Masa sulitnya semasa anak-anak, membawanya menjadi seorang pelajar muda di suatu kuil zen di Kyoto. Semenjak berusia 9 tahun, ia menjalani sulitnya kehidupan di dalam kuil zen. Beruntung, ia menemukan guru yang tepat dan begitu menyayanginya.

Semasa di kuil inilah, Tsutomu kecil mempelajari ilmu meramu makanan. ia diajari mulai dari mencari bahan makanannya di alam sekitaran kuil — kawasan pegunungan khas Kyoto — kemudian mengolahnya dengan teliti. Dari sanalah, inspirasi Tsutomu yang telah memasuki usia lansia, ingin menulis mengenai menu makanan ala kuil zen.
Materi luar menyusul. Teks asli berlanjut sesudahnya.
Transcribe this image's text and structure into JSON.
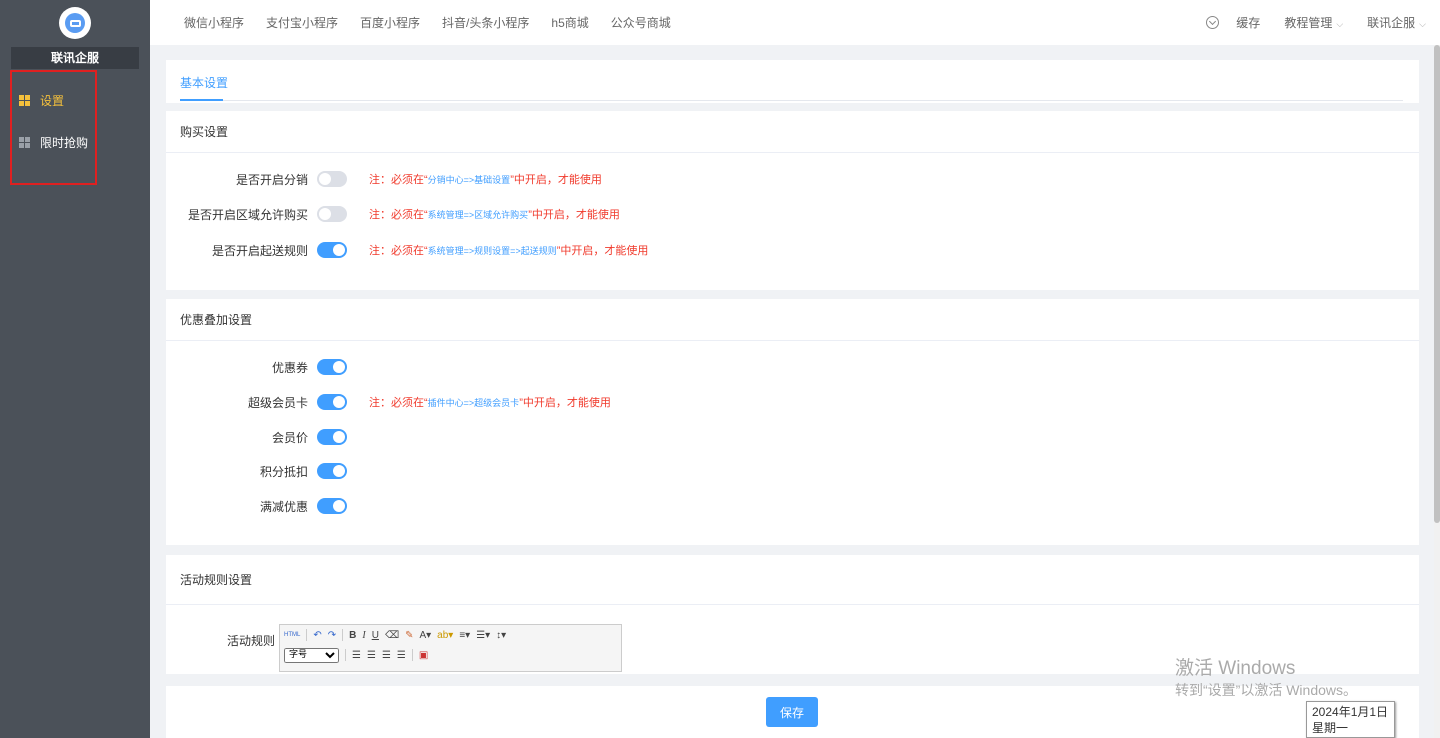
{
  "sidebar": {
    "brand": "联讯企服",
    "items": [
      {
        "label": "设置"
      },
      {
        "label": "限时抢购"
      }
    ]
  },
  "topbar": {
    "nav": [
      "微信小程序",
      "支付宝小程序",
      "百度小程序",
      "抖音/头条小程序",
      "h5商城",
      "公众号商城"
    ],
    "cache": "缓存",
    "tutorial": "教程管理",
    "user": "联讯企服"
  },
  "tabs": {
    "active": "基本设置"
  },
  "purchase": {
    "title": "购买设置",
    "rows": [
      {
        "label": "是否开启分销",
        "on": false,
        "note_pre": "注：必须在“",
        "note_path": "分销中心=>基础设置",
        "note_post": "”中开启，才能使用"
      },
      {
        "label": "是否开启区域允许购买",
        "on": false,
        "note_pre": "注：必须在“",
        "note_path": "系统管理=>区域允许购买",
        "note_post": "”中开启，才能使用"
      },
      {
        "label": "是否开启起送规则",
        "on": true,
        "note_pre": "注：必须在“",
        "note_path": "系统管理=>规则设置=>起送规则",
        "note_post": "”中开启，才能使用"
      }
    ]
  },
  "discount": {
    "title": "优惠叠加设置",
    "rows": [
      {
        "label": "优惠券",
        "on": true
      },
      {
        "label": "超级会员卡",
        "on": true,
        "note_pre": "注：必须在“",
        "note_path": "插件中心=>超级会员卡",
        "note_post": "”中开启，才能使用"
      },
      {
        "label": "会员价",
        "on": true
      },
      {
        "label": "积分抵扣",
        "on": true
      },
      {
        "label": "满减优惠",
        "on": true
      }
    ]
  },
  "rules": {
    "title": "活动规则设置",
    "label": "活动规则",
    "font_size": "字号"
  },
  "footer": {
    "save": "保存"
  },
  "watermark": {
    "line1": "激活 Windows",
    "line2": "转到“设置”以激活 Windows。"
  },
  "clock": {
    "date": "2024年1月1日",
    "weekday": "星期一"
  },
  "colors": {
    "accent": "#409eff",
    "note": "#f03a2c",
    "sidebar": "#4b5159",
    "active_nav": "#f5c13c"
  }
}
MinMot sendiri paling terkesan pada scene yang menampilkan Tsutomu mencuci Bayam. Selayaknya kebiasaan di rumah MinMot, Bayam itu yang dkonsumsi hanya daun dan batang bagian atasnya saja. Nah, kalau di film bertema makanan ala kuil zen ini, bagian akar Bayam malah dinobatkan sebagai bagian yang paling istimewa dan nggak baik dibuang. Cukup dibersihkan dengan teliti di bawah aliran air saja.

Beberapa scene lainnya pun menghadirkan kesannya masing-masing. Bahkan kata-kata Tsutomu yang paling pamungkan buat MinMot adalah nasihat untuk nggak membuang-buang makanan. Mubadzir.

Sayangnya di masa remajanya, Tsutomu memiliki keluar dari lingkungan kuil zen. Ia pun melanjutkan pendidikannya hingga ke jenjang universitas di Ritsumeikan University yang memang juga berlokasi di Kyoto pada 1937. Sayang, beliau sulit menyesuaikan ritme kerja dan kuliahnya sehingga terpaksa menyudahi masa belajarnya.

Selepas Perang Dunia II, sembari mengambil banyak pekerjaan alias bekerja serabutan, Tsutomu Minakami belajar menulis dari seorang penulis senior Jepang, Koji Uno. Dari sanalah, karir beliau sebagai seorang penulis pun dimulai.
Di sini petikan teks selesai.